What Life Was Like As A Samurai In Feudal Japan

The way of the samurai: if you saw that Tom Cruise movie or played Ghost of Tsushima, you've probably got your finger on the pulse of the whole shebang, right? Surprise twist: it turns out it's a lot more complicated than that.

According to Ancient, it all started in the Heian Period (794-1185 CE). Military conscription had been brought to an end, and the business of running an army went privatized. If you were rich and owned land, you might have been interested in shelling out some ducats for your own private fighting force, especially if you were planning on spending a lot of time away from home. That's where the word "samurai" comes from: it literally means "attendant." For the first chapter of their collective existence, they were living scattershot lives in castles, barracks, and even their own homes, essentially serving as history's most badass house sitters.

Then, in the 12th century, a remarkable power shift occurred when the samurai took the same action honored throughout time by the underappreciated, overworked, and avaricious alike: they unionized.

Lots of swords, no Bactine

During the Kamakura Period (1185-1333 CE), the samurai began to group together under the command of various warlords. The Imperial Court was an easy mark at this point, and, per Japan Guide, these warrior tribes had taken control of Japan by 1192.

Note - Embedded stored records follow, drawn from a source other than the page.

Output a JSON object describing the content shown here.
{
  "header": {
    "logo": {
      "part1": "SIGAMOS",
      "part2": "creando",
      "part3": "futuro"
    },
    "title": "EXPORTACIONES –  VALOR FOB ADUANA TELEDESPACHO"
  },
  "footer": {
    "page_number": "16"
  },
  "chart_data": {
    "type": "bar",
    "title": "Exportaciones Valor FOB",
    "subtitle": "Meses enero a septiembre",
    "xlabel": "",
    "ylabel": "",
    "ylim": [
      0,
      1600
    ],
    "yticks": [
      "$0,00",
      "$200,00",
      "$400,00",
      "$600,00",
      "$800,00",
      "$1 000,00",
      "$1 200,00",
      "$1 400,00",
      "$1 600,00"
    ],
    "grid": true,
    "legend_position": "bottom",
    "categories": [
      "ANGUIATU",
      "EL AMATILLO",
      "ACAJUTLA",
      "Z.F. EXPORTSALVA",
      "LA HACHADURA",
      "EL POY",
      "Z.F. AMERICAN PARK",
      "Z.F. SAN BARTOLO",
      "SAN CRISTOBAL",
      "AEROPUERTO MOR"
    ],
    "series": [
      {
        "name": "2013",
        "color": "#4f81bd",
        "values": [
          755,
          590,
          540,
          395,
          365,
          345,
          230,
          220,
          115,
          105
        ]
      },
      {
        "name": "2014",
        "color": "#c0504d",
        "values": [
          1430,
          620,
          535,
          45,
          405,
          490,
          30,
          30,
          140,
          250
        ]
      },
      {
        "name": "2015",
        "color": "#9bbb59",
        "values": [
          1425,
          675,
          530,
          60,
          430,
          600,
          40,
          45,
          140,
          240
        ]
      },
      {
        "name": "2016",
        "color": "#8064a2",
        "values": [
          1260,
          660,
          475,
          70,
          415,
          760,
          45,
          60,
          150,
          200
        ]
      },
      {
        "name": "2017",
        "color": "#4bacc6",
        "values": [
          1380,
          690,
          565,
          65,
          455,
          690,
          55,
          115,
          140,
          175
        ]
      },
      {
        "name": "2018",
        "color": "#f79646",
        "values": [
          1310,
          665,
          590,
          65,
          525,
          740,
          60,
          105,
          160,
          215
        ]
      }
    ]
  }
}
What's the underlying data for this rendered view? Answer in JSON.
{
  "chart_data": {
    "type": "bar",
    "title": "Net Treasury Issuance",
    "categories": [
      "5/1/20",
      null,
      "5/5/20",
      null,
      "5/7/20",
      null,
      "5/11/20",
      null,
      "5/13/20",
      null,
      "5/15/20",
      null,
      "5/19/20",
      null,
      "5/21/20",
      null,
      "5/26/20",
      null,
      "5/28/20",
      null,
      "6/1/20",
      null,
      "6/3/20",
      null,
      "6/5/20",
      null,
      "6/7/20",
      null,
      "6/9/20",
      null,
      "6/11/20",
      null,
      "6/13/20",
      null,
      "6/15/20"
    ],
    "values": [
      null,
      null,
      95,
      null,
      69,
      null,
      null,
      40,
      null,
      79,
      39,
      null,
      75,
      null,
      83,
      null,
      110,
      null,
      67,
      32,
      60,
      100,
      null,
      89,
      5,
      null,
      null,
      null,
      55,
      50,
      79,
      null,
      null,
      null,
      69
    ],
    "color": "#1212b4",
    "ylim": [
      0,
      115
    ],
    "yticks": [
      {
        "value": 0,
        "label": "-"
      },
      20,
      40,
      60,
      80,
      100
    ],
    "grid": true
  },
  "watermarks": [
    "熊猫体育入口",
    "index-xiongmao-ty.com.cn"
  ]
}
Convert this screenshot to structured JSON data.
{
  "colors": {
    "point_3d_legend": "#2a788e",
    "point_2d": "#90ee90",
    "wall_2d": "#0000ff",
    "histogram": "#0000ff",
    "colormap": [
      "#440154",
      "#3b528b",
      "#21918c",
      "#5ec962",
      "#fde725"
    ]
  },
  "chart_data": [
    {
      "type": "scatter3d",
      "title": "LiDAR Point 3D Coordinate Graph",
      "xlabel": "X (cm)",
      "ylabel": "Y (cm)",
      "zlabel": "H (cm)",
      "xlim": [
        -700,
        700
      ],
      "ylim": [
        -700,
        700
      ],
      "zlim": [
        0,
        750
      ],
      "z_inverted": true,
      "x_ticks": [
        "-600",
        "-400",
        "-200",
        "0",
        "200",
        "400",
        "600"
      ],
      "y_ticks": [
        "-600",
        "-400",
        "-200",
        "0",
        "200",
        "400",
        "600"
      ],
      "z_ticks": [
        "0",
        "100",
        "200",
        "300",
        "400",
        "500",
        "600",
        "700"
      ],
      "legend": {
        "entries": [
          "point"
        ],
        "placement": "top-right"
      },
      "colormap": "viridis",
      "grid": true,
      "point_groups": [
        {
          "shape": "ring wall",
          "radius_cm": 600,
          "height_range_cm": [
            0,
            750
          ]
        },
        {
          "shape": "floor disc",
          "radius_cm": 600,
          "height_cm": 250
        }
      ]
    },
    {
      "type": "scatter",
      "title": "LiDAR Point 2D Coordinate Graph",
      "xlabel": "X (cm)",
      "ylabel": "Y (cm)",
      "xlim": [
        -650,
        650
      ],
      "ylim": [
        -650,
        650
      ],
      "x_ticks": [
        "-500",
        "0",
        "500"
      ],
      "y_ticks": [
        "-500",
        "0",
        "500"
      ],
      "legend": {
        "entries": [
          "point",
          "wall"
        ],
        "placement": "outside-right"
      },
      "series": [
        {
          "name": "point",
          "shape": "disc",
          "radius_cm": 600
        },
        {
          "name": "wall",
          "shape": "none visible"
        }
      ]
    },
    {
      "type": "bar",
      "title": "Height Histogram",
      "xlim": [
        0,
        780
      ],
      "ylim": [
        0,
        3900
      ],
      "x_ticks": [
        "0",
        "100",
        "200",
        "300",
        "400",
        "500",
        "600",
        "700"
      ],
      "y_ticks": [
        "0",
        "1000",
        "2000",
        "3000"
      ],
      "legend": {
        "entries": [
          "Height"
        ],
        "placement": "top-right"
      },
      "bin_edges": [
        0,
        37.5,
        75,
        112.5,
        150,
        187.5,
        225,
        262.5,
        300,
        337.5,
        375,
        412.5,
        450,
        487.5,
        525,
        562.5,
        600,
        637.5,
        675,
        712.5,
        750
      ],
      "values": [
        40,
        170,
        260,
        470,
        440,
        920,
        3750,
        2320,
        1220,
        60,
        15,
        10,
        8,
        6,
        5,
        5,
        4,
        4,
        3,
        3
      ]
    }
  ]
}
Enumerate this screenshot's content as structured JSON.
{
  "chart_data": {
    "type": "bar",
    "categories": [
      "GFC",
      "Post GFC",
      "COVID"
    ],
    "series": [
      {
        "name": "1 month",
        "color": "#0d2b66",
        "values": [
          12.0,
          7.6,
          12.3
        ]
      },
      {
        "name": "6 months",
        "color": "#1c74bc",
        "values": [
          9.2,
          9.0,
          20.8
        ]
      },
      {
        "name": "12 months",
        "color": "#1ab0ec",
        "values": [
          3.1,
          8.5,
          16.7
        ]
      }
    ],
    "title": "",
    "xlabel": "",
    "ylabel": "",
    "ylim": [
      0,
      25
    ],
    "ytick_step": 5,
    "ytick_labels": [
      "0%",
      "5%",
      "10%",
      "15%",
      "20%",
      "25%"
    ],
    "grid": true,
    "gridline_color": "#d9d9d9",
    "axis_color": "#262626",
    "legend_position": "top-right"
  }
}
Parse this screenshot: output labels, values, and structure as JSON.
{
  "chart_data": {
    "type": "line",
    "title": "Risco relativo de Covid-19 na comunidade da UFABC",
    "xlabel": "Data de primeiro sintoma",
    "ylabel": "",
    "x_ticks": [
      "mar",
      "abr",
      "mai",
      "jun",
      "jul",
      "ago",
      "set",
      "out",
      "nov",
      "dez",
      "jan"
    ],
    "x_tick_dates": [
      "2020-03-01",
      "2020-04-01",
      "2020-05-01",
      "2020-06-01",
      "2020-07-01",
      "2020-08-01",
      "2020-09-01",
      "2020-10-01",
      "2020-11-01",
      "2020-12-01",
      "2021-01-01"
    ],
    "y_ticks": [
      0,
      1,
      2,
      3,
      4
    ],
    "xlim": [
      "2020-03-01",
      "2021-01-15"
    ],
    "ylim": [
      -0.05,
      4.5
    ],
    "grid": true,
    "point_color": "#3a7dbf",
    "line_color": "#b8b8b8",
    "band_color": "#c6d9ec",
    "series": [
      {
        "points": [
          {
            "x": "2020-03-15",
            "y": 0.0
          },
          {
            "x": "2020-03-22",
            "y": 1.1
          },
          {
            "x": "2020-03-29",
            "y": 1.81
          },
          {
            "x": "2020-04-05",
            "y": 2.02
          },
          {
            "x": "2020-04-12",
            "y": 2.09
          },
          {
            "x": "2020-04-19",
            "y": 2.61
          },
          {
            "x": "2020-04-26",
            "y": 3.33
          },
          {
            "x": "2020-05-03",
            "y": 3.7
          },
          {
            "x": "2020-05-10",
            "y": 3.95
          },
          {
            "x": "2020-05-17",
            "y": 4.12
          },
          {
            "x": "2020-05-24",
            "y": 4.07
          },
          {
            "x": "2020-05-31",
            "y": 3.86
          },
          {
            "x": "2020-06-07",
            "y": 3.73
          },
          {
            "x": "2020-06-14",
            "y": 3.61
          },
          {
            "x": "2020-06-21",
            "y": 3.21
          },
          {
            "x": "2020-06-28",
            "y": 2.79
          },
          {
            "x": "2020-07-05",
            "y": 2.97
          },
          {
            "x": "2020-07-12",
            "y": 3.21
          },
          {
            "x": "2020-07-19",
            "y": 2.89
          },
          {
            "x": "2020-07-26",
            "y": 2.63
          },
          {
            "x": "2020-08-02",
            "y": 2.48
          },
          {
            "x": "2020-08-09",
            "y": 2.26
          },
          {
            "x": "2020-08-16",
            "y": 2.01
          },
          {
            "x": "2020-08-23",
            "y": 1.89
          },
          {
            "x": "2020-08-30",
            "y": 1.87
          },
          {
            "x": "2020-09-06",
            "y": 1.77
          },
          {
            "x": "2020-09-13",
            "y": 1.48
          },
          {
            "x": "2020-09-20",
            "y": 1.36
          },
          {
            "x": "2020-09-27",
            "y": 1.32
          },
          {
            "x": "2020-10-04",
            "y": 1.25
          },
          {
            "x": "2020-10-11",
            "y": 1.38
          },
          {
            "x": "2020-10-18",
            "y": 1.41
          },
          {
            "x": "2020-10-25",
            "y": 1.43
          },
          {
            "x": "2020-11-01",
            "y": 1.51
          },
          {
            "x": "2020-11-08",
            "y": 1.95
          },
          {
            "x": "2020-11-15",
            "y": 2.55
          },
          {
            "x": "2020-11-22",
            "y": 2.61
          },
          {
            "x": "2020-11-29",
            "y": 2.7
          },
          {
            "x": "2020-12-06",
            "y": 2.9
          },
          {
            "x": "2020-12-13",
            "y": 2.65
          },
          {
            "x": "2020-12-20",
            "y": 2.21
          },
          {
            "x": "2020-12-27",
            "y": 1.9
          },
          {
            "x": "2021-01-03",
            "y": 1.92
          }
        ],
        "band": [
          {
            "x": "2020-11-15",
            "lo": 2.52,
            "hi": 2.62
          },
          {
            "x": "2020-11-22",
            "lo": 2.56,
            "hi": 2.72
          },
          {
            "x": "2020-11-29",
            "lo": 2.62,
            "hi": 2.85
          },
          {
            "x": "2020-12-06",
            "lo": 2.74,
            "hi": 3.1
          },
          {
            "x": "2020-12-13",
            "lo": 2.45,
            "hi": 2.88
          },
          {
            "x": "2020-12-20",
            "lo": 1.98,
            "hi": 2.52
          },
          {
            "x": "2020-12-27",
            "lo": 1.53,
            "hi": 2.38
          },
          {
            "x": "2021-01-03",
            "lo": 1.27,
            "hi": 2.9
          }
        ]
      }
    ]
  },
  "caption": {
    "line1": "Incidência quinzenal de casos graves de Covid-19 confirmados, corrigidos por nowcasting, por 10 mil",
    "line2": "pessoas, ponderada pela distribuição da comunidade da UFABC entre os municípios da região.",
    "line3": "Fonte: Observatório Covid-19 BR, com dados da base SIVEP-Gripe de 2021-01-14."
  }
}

Around this time, a code of conduct and disciplinary standards began to gestate. Different lifestyles were prescribed to different classes of samurai — mid-ranking goshi often served as both warriors and farmers, while hatamoto bannermen were treated more like high-ranking, authoritative officers, sometimes controlling their own districts. This is all being painted in pretty broad strokes. Across different regions and time periods, the roles assigned to samurai of all stations shifted heavily. Sometimes hatamoto were tax collectors. Sometimes they were cops.

The samurai experience can't be summed up in a few quick paragraphs or, for that matter, a weekend at one of the Delos Corporation's luxurious amusement parks. Their traditions reach back to the 10th century CE, and they continued to hold sway until the 1800s. It's a little like asking "what's it like to be a knight?" Difficult for the followers of Robert the Bruce, considerably easier for Ian McKellen.